CMUCL integration is complete.
Great. Do you have process kill working in CMUCL, SBCL, Allegro, in a way that is safe wrt locks and that propagates along the process tree? That's a major feature required of an erlang implementation.
I have not done any work on process killing. As far as I know, it is not a part of ErLisp right now. This will definitely require a kill-thread function in compatibility.lisp. Beyond that I'm not sure how to procede. Manually calling kill-thread? Automatically calling it following a time-out? Also, I would like to give each process the responsibility for killing its child processes, but if it's being killed because it is no longer responsive then that won't work... I would like to see some discussion on this topic in erlisp-devel because I have no experience with such situations.
This leads me to wonder how they do a reliable detection of a remote node being dead, as opposed to the communication channel being down -- and how they cope with a mistake between the two. Surely the point is tackled somewhere in some Erlang documentation...
Best I can think of is for the node itself to be represented as a process whose only job is communication with the outside world. Since the user won't control this process directly, it should be possible to make it fairly durable so that we can assume it is alive. *crosses fingers*
Next up is CLisp.
I don't think clisp has a complete threading implementation yet. Does it? If it doesn't, then it might be time to begin a distributed implementation -- and to fork clisp processes as a way to build new threads.
It looks like CLisp threading is very much a work in progress. I didn't research this well enough in advance. Forking CLisp processes is a nice idea, but we might be better off just letting it go until CLisp has better thread support. The original reason for including CLisp was so that Windows users would have access to ErLisp. Allegro support solves that problem well enough for now.
So what next? Dirk, is ErLisp already have some sort of slot waiting for process-linking code? Or will we be designing something from scratch? I'm thinking that my next step is to read Faré's thesis again. A robust distributed process management system does not sound like an easy task.
Eric
I think within Erlang nodes use a keep alive message to make sure they have not been split off. Quite often, though, you cannot detect if the foreign process exists. If it's a local process id and you send it a message and it's dead then you will get a no_proc exception, not so with a foreign process.
It does seem to me that the easiest way to verify if a node is alive is to send a keep-alive message to a housekeeping process on that node and consider it split off if a reply is not received after a timeout.

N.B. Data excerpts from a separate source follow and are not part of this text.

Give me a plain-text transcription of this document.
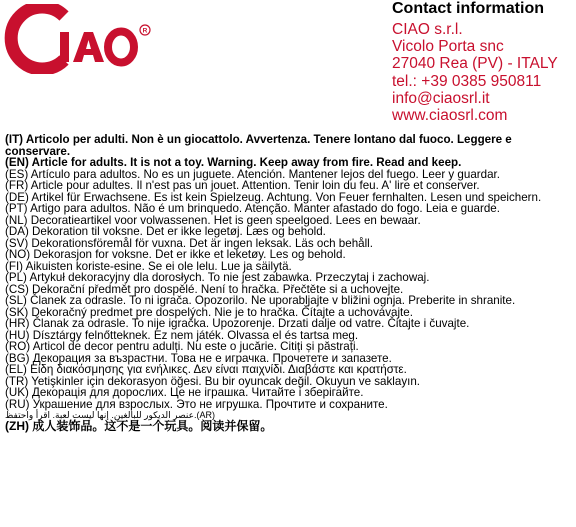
R
Contact information
CIAO s.r.l.
Vicolo Porta snc
27040 Rea (PV) - ITALY
tel.: +39 0385 950811
info@ciaosrl.it
www.ciaosrl.com

(IT) Articolo per adulti. Non è un giocattolo. Avvertenza. Tenere lontano dal fuoco. Leggere e conservare.

(EN) Article for adults. It is not a toy. Warning. Keep away from fire. Read and keep.

(ES) Artículo para adultos. No es un juguete. Atención. Mantener lejos del fuego. Leer y guardar.

(FR) Article pour adultes. Il n'est pas un jouet. Attention. Tenir loin du feu. A' lire et conserver.

(DE) Artikel für Erwachsene. Es ist kein Spielzeug. Achtung. Von Feuer fernhalten. Lesen und speichern.

(PT) Artigo para adultos. Não é um brinquedo. Atenção. Manter afastado do fogo. Leia e guarde.

(NL) Decoratieartikel voor volwassenen. Het is geen speelgoed. Lees en bewaar.

(DA) Dekoration til voksne. Det er ikke legetøj. Læs og behold.

(SV) Dekorationsföremål för vuxna. Det är ingen leksak. Läs och behåll.

(NO) Dekorasjon for voksne. Det er ikke et leketøy. Les og behold.

(FI) Aikuisten koriste-esine. Se ei ole lelu. Lue ja säilytä.

(PL) Artykuł dekoracyjny dla dorosłych. To nie jest zabawka. Przeczytaj i zachowaj.

(CS) Dekorační předmět pro dospělé. Není to hračka. Přečtěte si a uchovejte.

(SL) Članek za odrasle. To ni igrača. Opozorilo. Ne uporabljajte v bližini ognja. Preberite in shranite.

(SK) Dekoračný predmet pre dospelých. Nie je to hračka. Čítajte a uchovávajte.

(HR) Članak za odrasle. To nije igračka. Upozorenje. Drzati dalje od vatre. Čitajte i čuvajte.

(HU) Dísztárgy felnőtteknek. Ez nem játék. Olvassa el és tartsa meg.

(RO) Articol de decor pentru adulți. Nu este o jucărie. Citiți și păstrați.

(BG) Декорация за възрастни. Това не е играчка. Прочетете и запазете.

(EL) Είδη διακόσμησης για ενήλικες. Δεν είναι παιχνίδι. Διαβάστε και κρατήστε.

(TR) Yetişkinler için dekorasyon öğesi. Bu bir oyuncak değil. Okuyun ve saklayın.

(UK) Декорація для дорослих. Це не іграшка. Читайте і зберігайте.

(RU) Украшение для взрослых. Это не игрушка. Прочтите и сохраните.

عنصر الديكور للبالغين. إنها ليست لعبة. اقرأ واحتفظ.(AR)

(ZH) 成人装饰品。这不是一个玩具。阅读并保留。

I'm not sure if it matters if a node is dead or just split off.
On Jul 27, 2005, at 2:11 AM, Eric Lavigne wrote:
This leads me to wonder how they do a reliable detection of a remote node being dead, as opposed to the communication channel being down -- and how they cope with a mistake between the two. Surely the point is tackled somewhere in some Erlang documentation...
Best I can think of is for the node itself to be represented as a process whose only job is communication with the outside world. Since the user won't control this process directly, it should be possible to make it fairly durable so that we can assume it is alive. *crosses fingers*
Joel Reymont wrote:
I think within Erlang nodes use a keep alive message to make sure they have not been split off. Quite often, though, you cannot detect if the foreign process exists. If it's a local process id and you send it a message and it's dead then you will get a no_proc exception, not so with a foreign process.
It does seem to me that the easiest way to verify if a node is alive is to send a keep-alive message to a housekeeping process on that node and consider it split off if a reply is not received after a timeout.
Sounds perfectly reasonable to me.
I'm not sure if it matters if a node is dead or just split off.
Erlang doesn't make the distinction, does it?
My thinking is that if it's good enough for Erlang, it is /at least/ good enough for Erlisp stage 1. We can always reconsider later on (even though it might be more painful then ;)).
- Dirk
On 26/07/05, Dirk Gerrits dirk@dirkgerrits.com wrote:
Joel Reymont wrote:
I think within Erlang nodes use a keep alive message to make sure they have not been split off. Quite often, though, you cannot detect if the foreign process exists. If it's a local process id and you send it a message and it's dead then you will get a no_proc exception, not so with a foreign process.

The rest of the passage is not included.